# Integrate Data Validation Into Your Pipeline



In [None]:
# Prep environment and logging

import json
import os
import logging
import great_expectations as ge
import great_expectations.jupyter_ux
import pandas as pd
import uuid # used to generate run_id
from datetime import datetime

import tzlocal

great_expectations.jupyter_ux.setup_notebook_logging()



## How is data validation integrated into a pipeline?

To continue the example we used in the previous notebook, 
you created expectations for the data asset "orders". By doing this 
you defined what you expect a valid orders file to look like.

Once your pipeline is deployed, it will process new orders files as they arrive.

Just before calling the method that does the computation on a new file, call Great Expectations' 
validate method to make sure that the file meets your expectations about 
what a valid orders file should look like.
If the file does not pass validation, you can decide what to do, e.g., stop the pipeline, since its output on invalid input cannot be guaranteed.


To run validation you need 2 things: 
* Something to validate - in our case it is a file loaded into a Pandas data frame (or Spark Dataframe, if your pipeline is built on Spark)
* Expectations to validate against - if you provide the name of the data asset for which you created expectations ("orders" in our example) to the validate method, Great Expectations will fetch the file with your expectations. 



### Create a DataContext object

Just like in the previous notebook where you created expectations, we need to create a `DataContext` object that represents Great Expectations in your data pipeline.


In [None]:
# context = ge.data_context.DataContext('../../', expectation_explorer=True)
context = ge.data_context.DataContext('../../', expectation_explorer=False)

### Choose the data asset name

In [None]:
context.list_expectations_configs() # ????

In [None]:
data_asset_name = "orders" # TODO: replace with your value!

### Load a file for validation

set `file_path_to_validate` below to the full path of a file you want to validate

In [None]:
file_path_to_validate = # TODO: your file path


#### Uncomment the following if you are using Pandas

In [None]:
# df = pd.read_csv(file_path_to_validate)
# df.head()

#### Uncomment the following if you are using Spark

In [None]:
# from pyspark.sql import SparkSession
# from great_expectations.dataset import PandasDataset, SqlAlchemyDataset, SparkDFDataset
# spark = SparkSession.builder.getOrCreate()
# df = SparkDFDataset(spark.read.csv(file_path_to_validate))
# df.spark_df.show()

### Pipeline run id

Since your pipeline will validate batches before every run, we should pass run id to `validate`.
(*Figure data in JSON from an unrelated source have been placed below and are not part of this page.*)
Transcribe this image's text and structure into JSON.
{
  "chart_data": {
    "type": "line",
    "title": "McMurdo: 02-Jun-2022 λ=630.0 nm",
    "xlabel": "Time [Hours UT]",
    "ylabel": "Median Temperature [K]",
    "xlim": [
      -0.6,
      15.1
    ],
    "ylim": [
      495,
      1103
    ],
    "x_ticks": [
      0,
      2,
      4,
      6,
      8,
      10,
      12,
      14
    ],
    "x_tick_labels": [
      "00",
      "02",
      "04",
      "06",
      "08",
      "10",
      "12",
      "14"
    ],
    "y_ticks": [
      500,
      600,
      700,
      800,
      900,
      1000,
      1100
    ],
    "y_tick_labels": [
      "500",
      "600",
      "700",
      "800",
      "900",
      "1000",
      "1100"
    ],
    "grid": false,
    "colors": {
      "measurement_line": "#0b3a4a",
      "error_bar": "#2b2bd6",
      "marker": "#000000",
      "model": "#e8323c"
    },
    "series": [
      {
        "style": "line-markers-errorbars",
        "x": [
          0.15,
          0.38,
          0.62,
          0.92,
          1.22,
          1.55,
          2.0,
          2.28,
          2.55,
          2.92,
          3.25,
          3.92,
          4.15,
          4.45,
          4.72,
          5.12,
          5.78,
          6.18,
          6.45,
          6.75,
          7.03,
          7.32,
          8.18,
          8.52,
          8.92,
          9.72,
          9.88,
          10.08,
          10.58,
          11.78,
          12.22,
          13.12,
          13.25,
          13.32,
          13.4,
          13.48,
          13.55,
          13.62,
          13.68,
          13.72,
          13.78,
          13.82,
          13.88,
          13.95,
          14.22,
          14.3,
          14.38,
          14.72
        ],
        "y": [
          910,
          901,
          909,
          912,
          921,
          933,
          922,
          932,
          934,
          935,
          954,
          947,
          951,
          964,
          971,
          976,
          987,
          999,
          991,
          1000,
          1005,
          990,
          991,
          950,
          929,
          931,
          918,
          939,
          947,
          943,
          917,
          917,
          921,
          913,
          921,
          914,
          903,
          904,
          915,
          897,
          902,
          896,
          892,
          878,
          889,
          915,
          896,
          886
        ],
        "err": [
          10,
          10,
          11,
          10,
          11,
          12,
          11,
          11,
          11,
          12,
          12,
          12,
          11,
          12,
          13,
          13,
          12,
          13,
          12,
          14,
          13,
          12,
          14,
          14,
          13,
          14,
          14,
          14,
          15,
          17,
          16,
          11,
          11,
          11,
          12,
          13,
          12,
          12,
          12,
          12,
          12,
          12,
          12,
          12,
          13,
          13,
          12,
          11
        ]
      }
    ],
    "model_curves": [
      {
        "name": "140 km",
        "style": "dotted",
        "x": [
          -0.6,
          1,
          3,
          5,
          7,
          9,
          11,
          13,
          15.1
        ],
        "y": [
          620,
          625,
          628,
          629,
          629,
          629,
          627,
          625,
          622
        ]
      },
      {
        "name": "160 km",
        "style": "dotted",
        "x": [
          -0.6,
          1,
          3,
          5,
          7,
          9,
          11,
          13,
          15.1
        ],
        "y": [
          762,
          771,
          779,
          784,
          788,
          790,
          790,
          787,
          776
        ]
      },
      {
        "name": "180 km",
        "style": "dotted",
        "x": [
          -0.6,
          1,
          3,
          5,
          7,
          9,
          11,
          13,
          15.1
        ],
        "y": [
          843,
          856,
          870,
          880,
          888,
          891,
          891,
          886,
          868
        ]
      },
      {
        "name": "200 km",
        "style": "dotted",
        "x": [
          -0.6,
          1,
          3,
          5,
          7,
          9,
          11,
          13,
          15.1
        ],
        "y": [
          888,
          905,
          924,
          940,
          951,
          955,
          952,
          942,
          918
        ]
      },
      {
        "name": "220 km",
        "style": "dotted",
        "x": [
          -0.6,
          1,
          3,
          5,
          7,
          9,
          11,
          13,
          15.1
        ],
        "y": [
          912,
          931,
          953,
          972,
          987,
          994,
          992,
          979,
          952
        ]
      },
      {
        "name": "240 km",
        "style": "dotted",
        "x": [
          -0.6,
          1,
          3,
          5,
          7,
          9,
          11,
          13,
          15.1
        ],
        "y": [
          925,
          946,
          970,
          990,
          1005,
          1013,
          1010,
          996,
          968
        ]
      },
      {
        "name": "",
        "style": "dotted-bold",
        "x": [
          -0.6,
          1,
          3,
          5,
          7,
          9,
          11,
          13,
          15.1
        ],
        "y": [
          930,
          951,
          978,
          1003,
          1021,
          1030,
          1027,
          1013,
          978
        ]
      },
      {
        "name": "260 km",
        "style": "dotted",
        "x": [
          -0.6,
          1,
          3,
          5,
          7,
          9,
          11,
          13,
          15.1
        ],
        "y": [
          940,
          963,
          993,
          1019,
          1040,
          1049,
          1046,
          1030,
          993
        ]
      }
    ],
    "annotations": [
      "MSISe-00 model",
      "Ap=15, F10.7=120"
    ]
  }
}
In this notebook will just use a random UUID as run id.

In [None]:
# Generate a run-id that GE will use to key shared parameters
run_id = str(uuid.uuid1())


### Validate the file

This is the "workhorse" method of Great Expectations. Call it in your pipeline code after loading the file and just before passing it to your computation.



In [None]:
validation_result = ge.validate(df,
          data_context=context, # Great Expectations context for your project
          data_asset_name=data_asset_name, # data asset name that corresponds to a collection of expectations
          run_id=run_id
          )

if validation_result["success"]:
    print("This file meets all expectations from a valid batch of {0:s}".format(data_asset_name))
else:
    print("This file is not a valid batch of {0:s}".format(data_asset_name))


### This is what a validation result looks like.
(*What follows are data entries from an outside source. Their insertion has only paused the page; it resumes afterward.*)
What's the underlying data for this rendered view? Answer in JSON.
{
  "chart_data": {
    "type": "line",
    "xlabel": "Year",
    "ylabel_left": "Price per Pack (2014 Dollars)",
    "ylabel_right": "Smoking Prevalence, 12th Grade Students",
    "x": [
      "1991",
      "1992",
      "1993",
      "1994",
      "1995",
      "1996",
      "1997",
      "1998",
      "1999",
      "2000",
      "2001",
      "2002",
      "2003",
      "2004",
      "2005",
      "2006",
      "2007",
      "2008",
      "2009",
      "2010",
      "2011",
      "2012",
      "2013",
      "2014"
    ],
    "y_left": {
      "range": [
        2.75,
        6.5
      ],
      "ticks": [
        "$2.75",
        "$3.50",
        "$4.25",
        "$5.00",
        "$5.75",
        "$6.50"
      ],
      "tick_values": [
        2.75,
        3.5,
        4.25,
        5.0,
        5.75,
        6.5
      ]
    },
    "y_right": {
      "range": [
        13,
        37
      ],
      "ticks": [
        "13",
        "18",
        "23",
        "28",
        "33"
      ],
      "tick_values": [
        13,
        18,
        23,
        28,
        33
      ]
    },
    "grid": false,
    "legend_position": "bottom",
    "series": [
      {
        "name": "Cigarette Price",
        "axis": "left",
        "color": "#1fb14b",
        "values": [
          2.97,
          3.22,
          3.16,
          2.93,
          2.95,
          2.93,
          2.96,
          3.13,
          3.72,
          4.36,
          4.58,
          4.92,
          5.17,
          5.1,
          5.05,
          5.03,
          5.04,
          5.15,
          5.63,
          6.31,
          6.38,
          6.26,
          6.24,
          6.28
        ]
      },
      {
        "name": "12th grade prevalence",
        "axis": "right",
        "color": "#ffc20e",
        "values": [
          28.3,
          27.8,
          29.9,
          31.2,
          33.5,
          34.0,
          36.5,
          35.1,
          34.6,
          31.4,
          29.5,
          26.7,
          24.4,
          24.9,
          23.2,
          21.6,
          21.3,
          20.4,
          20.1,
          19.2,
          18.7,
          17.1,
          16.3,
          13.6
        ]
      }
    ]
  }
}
The result object will have an element for each expectation defined for this data asset.
If the batch did not pass an expectation, the element will have additional data (percentage of non-conforming records, examples of non-conforming values, etc.) 


In [None]:
print(json.dumps(validation_result, indent=4))

### Finishing touches - notifications and saving validation results and validated batches

#### Notifications
You want to be notified when the pipeline validated a batch, especially when the validation failed.

Great Expectations provides a Slack integration. To enable this, uncomment `result_callback` section in your project's great-expectations.yml and enter your Slack webhook URL (see https://api.slack.com/incoming-webhooks).

#### Saving validation results

To enable the storing of validation results, uncomment the `result_store` section in your great_expectations.yml file. There are 2 options - local (see `filesystem` key) and on S3 (see `s3` key).

This option will ensure that results of all validations are stored (both for batches that passed validation and those that did not meet our expectations).

#### Saving failed batches

When a batch fails validation (it does not pass all the expectations of the data asset), it is useful to save the batch along with the validation results for future review. You can enable this option in your project's great_expectations.yml file. There are 2 options - local (see `filesystem` key) and on S3 (see `s3` key).